险些火葬(第2页)
屋内顿时只剩含陶他们三个。
含陶搬了个板凳挨着火炉坐下,抬眼瞧着靠在他身边的温扶棠,神色有些担忧,“主子您的伤也才好,不如还是先回去歇息罢。有奴婢在这里守着,等人醒了立刻就派人去回禀您。”
温扶棠淡淡地摇头,“不用,反正回去也是躺着,不如坐在这和你说说话,顺便等他醒。”
说完,又有些不确信地蹙起了眉,“方才御医那意思是说,他现下只是睡着了对罢?”
没有大伤,也不会就此长睡不醒。
含陶看了主子一眼,没多说什么,低头应和了一声,“是,封衍只是睡着了,再有几个时辰就能醒了。”
“那就好。”她有些虚弱地喘了口气。
温扶棠嘴上说着要坐等封衍醒来,实则却是个顶不靠谱的。
火炉烤得她全身暖洋洋的,没过一会儿就生出了困意,倚在床栏边沉沉地睡去了。
屋内静此起彼伏皆是轻浅的呼吸声,含陶被这安谧的氛围所传染,没多一会儿也靠在梁柱上睡过去了。

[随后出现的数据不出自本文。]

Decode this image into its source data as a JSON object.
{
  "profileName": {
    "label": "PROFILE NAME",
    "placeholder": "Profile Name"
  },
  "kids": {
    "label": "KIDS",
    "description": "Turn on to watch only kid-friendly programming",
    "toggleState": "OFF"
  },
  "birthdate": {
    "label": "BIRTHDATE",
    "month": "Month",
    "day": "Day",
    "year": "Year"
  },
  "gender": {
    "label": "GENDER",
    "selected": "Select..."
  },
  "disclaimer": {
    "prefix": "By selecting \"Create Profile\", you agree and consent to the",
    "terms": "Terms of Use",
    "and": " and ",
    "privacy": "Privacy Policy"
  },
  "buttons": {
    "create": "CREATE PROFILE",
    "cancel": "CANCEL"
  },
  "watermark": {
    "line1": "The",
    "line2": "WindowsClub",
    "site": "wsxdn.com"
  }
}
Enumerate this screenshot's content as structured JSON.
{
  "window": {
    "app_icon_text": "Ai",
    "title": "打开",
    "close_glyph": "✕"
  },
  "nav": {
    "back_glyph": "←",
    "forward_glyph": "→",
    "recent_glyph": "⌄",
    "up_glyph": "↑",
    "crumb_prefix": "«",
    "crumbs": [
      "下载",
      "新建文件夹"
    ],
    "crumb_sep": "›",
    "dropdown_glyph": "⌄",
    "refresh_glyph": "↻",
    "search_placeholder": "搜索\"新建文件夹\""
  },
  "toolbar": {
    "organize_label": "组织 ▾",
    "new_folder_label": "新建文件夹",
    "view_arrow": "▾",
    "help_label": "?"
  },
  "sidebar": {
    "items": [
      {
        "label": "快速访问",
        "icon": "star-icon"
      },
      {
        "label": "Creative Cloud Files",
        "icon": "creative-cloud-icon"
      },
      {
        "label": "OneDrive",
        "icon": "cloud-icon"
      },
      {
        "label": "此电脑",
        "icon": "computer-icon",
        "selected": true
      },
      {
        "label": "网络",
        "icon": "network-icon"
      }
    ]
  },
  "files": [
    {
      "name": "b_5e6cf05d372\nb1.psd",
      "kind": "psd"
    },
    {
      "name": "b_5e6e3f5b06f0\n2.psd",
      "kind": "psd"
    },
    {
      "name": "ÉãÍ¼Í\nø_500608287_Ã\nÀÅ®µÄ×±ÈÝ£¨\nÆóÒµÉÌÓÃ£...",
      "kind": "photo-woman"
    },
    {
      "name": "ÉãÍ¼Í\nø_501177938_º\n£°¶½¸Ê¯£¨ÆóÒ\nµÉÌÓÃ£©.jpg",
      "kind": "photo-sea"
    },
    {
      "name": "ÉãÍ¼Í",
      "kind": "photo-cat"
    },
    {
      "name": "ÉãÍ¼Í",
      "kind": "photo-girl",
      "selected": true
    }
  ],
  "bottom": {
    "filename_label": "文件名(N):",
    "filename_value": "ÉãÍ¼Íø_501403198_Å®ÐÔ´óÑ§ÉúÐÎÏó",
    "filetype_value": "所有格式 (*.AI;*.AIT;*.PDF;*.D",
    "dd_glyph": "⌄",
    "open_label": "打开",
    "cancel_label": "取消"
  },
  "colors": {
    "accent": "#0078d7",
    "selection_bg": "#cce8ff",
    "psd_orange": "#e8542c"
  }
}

无人看管的炉火顺着半开的笼屉滋滋往外钻,直够到了她曳了一地的袄袍和狐氅上。
柔软的棉毛沾了火星,慢慢悠悠地烧开,不多一会儿就燃掉了她半个大衣。
床榻上的封衍最先闻到了焦味,挣扎着从睡梦中醒来,瞧见已经被烧着的床帐和她的衣角,瞬间睡意全无,翻身而起扯开了她肩边狐氅的系带,将已经燃了一半的衣裳甩得老远。
“嗯,干嘛……”
温扶棠被他的举动弄醒,睡眼惺忪地抬头看了眼蹿起来好几丈高的封衍,声音中犹带着初醒的黏糯,“你醒啦?”
封衍心有余悸地看了一眼地上已经熄灭的狐氅,靠回床栏上,有些无奈拢了拢头发,“我多大的心还敢不醒。再晚一点,咱仨都要被火化了。”
温扶棠抓了抓脑袋,顺着他的目光看过去,瞧见满地的灰烬星火,惊得缩了缩脖颈,露出了小半截的双下巴,“这什么回事?好端端的怎么烧着了?”
“还想问你们呢,干嘛弄了这么多的火炉进来,看我没得治了,想直接烧掉了事?”封衍斜她一眼,故意赌气道。
今日她没上妆,眼角天然地微微垂着,连训斥和埋怨都带着一丝无辜的意味,“御医说你被冻惨了,让人赶紧弄点东西来给你暖暖身子。我可是把自己寝宫的火炉都贡献出来了,你少不知好歹。”
说话间倚在旁边的含陶也被一连串的动静给弄醒了,发懵地揉了揉睡麻的大腿,瞅一眼被丢到火炉跟前的半件狐氅,一时间也没反应过来,埋怨似的嘟囔了一句,“封衍,你怎么拿这么贵重的东西添火啊?”
封衍简直被这主仆俩气得哭笑不得。
他俯身抖了抖自己被烧掉一半的床帐,有些脱力地靠在床头,长发上挂着湿汗,其中几缕略显颓靡地贴在了颊边,“姐姐们,瞧瞧好,是火炉着了行不行?要是我再晚醒一点,咱们就已经被火烧化了。”
天然火葬,环保健康。
危机已经解除,温扶棠也没怎么后怕,走过去逗弄小狗般地踮脚拍了拍封衍的后脑勺,“好嘛,这次多亏了你机灵,值得奖励哦。”
转头又指挥含陶把多余的火炉搬出去,“隔着笼罩火苗都能跑出来,可见这东西太不安全,赶紧撤走罢。”